Open AccessSelinexor‐based regimens in patients with multiple myeloma after prior anti‐B‐cell maturation antigen treatment
Author(s) -
Baljevic Muhamed,
Gasparetto Cristina,
Schiller Gary J.,
Tuchman Sascha A.,
Callander Natalie S.,
Lentzsch Suzanne,
Monge Jorge,
Kotb Rami,
Bahlis Nizar J.,
White Darrell,
Chen Christine I.,
Sutherland Heather J.,
Madan Sumit,
LeBlanc Richard,
Sebag Michael,
Venner Christopher P.,
Bensinger William I.,
Biran Noa,
DeCastro Andrew,
Van Domelen Dane R.,
Zhang Chris,
Shah Jatin J.,
Shacham Sharon,
Kauffman Michael G.,
Bentur Ohad S.,
Lipe Brea
Publication year - 2022
Publication title -
ejhaem
Language(s) - English
Resource type - Journals
ISSN - 2688-6146
DOI - 10.1002/jha2.572
Subject(s) - multiple myeloma , chimeric antigen receptor , medicine , antigen , oncology , antibody , immunology , t cell , pharmacology , immune system
There is a lack of consensus on therapy sequencing in previously treated multiple myeloma, particularly after anti‐B‐cell maturation antigen (BCMA) therapy.
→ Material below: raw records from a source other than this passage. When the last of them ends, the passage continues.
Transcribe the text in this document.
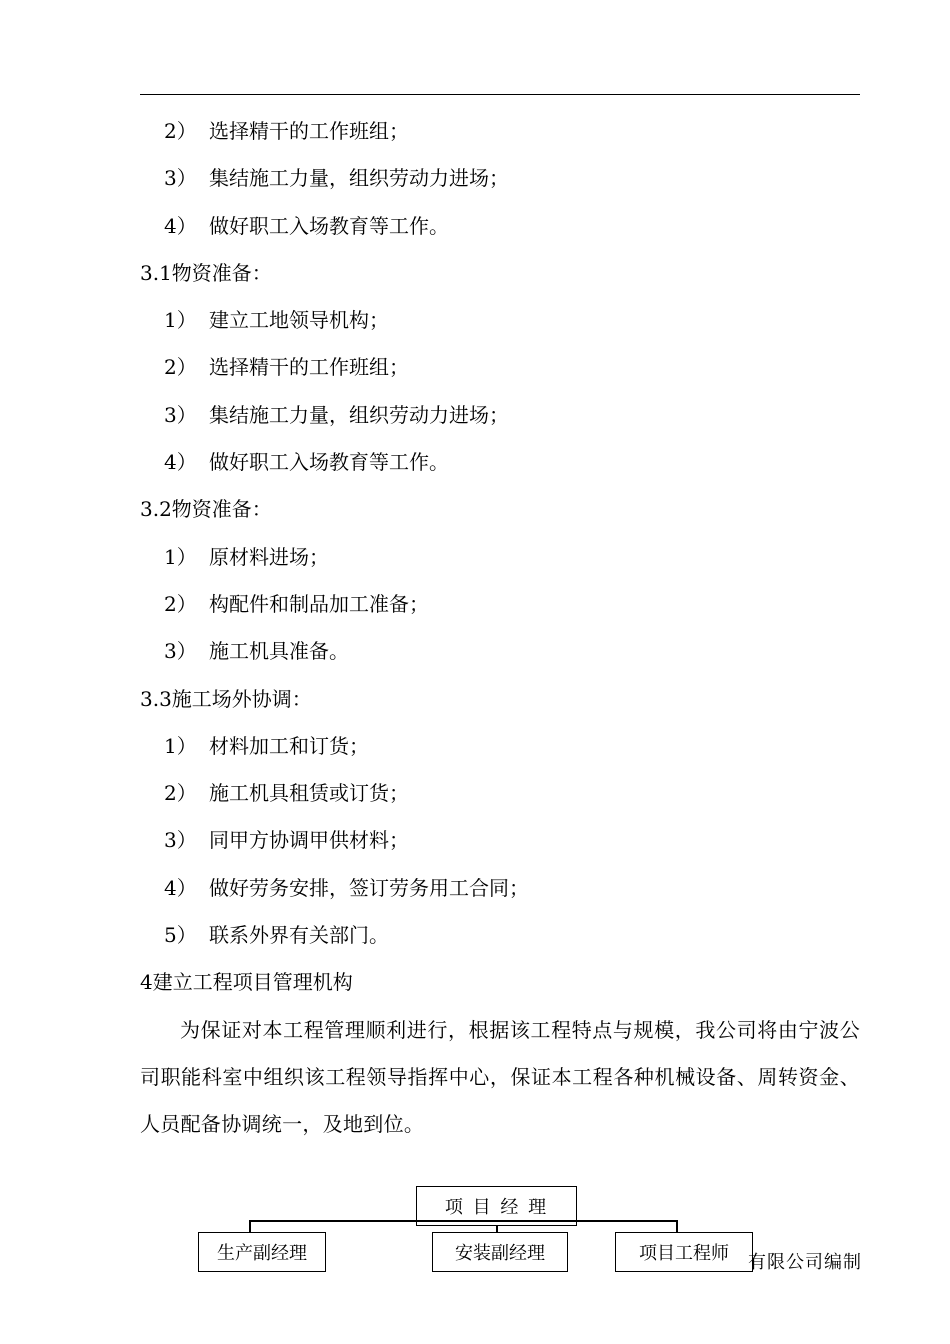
2） 选择精干的工作班组；
3） 集结施工力量，组织劳动力进场；
4） 做好职工入场教育等工作。
3.1物资准备：
1） 建立工地领导机构；
2） 选择精干的工作班组；
3） 集结施工力量，组织劳动力进场；
4） 做好职工入场教育等工作。
3.2物资准备：
1） 原材料进场；
2） 构配件和制品加工准备；
3） 施工机具准备。
3.3施工场外协调：
1） 材料加工和订货；
2） 施工机具租赁或订货；
3） 同甲方协调甲供材料；
4） 做好劳务安排，签订劳务用工合同；
5） 联系外界有关部门。
4建立工程项目管理机构

为保证对本工程管理顺利进行，根据该工程特点与规模，我公司将由宁波公司职能科室中组织该工程领导指挥中心，保证本工程各种机械设备、周转资金、人员配备协调统一，及地到位。

项 目 经 理
生产副经理	安装副经理	项目工程师	有限公司编制
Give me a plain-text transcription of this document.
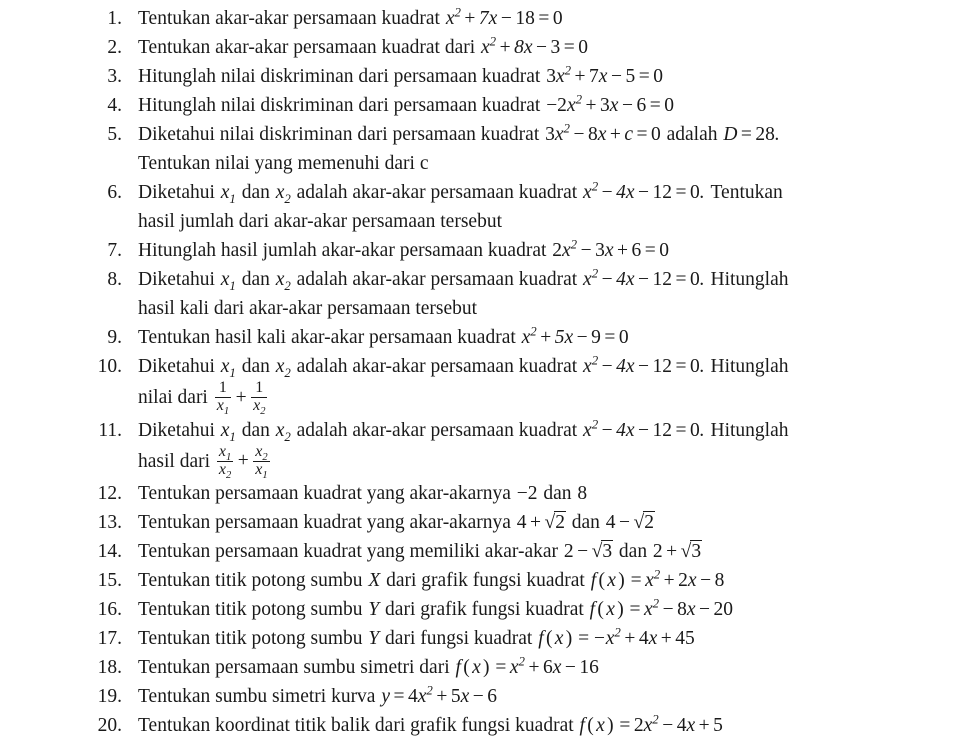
1. Tentukan akar-akar persamaan kuadrat $x^2 + 7x - 18 = 0$
2. Tentukan akar-akar persamaan kuadrat dari $x^2 + 8x - 3 = 0$
3. Hitunglah nilai diskriminan dari persamaan kuadrat $3x^2 + 7x - 5 = 0$
4. Hitunglah nilai diskriminan dari persamaan kuadrat $-2x^2 + 3x - 6 = 0$
5. Diketahui nilai diskriminan dari persamaan kuadrat $3x^2 - 8x + c = 0$ adalah D = 28.
Tentukan nilai yang memenuhi dari c
6. Diketahui $x_1$ dan $x_2$ adalah akar-akar persamaan kuadrat $x^2 - 4x - 12 = 0$. Tentukan
hasil jumlah dari akar-akar persamaan tersebut
7. Hitunglah hasil jumlah akar-akar persamaan kuadrat $2x^2 - 3x + 6 = 0$
8. Diketahui $x_1$ dan $x_2$ adalah akar-akar persamaan kuadrat $x^2 - 4x - 12 = 0$. Hitunglah
hasil kali dari akar-akar persamaan tersebut
9. Tentukan hasil kali akar-akar persamaan kuadrat $x^2 + 5x - 9 = 0$
10. Diketahui $x_1$ dan $x_2$ adalah akar-akar persamaan kuadrat $x^2 - 4x - 12 = 0$. Hitunglah
nilai dari $\frac{1}{x_1} + \frac{1}{x_2}$
11. Diketahui $x_1$ dan $x_2$ adalah akar-akar persamaan kuadrat $x^2 - 4x - 12 = 0$. Hitunglah
hasil dari $\frac{x_1}{x_2} + \frac{x_2}{x_1}$
12. Tentukan persamaan kuadrat yang akar-akarnya −2 dan 8
13. Tentukan persamaan kuadrat yang akar-akarnya 4 + √2 dan 4 − √2
14. Tentukan persamaan kuadrat yang memiliki akar-akar 2 − √3 dan 2 + √3
15. Tentukan titik potong sumbu X dari grafik fungsi kuadrat f ( x ) = $x^2 + 2x - 8$
16. Tentukan titik potong sumbu Y dari grafik fungsi kuadrat f ( x ) = $x^2 - 8x - 20$
17. Tentukan titik potong sumbu Y dari fungsi kuadrat f ( x ) = $-x^2 + 4x + 45$
18. Tentukan persamaan sumbu simetri dari f ( x ) = $x^2 + 6x - 16$
19. Tentukan sumbu simetri kurva $y = 4x^2 + 5x - 6$
20. Tentukan koordinat titik balik dari grafik fungsi kuadrat f ( x ) = $2x^2 - 4x + 5$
Earlier reports on selinexor (X) regimens demonstrated considerable efficacy in early treatment, and after anti‐BCMA‐targeted chimeric antigen receptor‐T cell therapy. Here, we present data from 11 heavily pretreated patients who predominantly received BCMA‐antibody‐drug conjugate therapy. We observe that X‐containing regimens are potent and achieve durable responses with numerically higher overall response and clinical benefit rates, as well as median progression free survival compared to patients’ prior anti‐BCMA therapies, despite being used later in the treatment course. In an area of evolving unmet need, these data reaffirm the efficacy of X‐based regimens following broader anti‐BCMA therapy.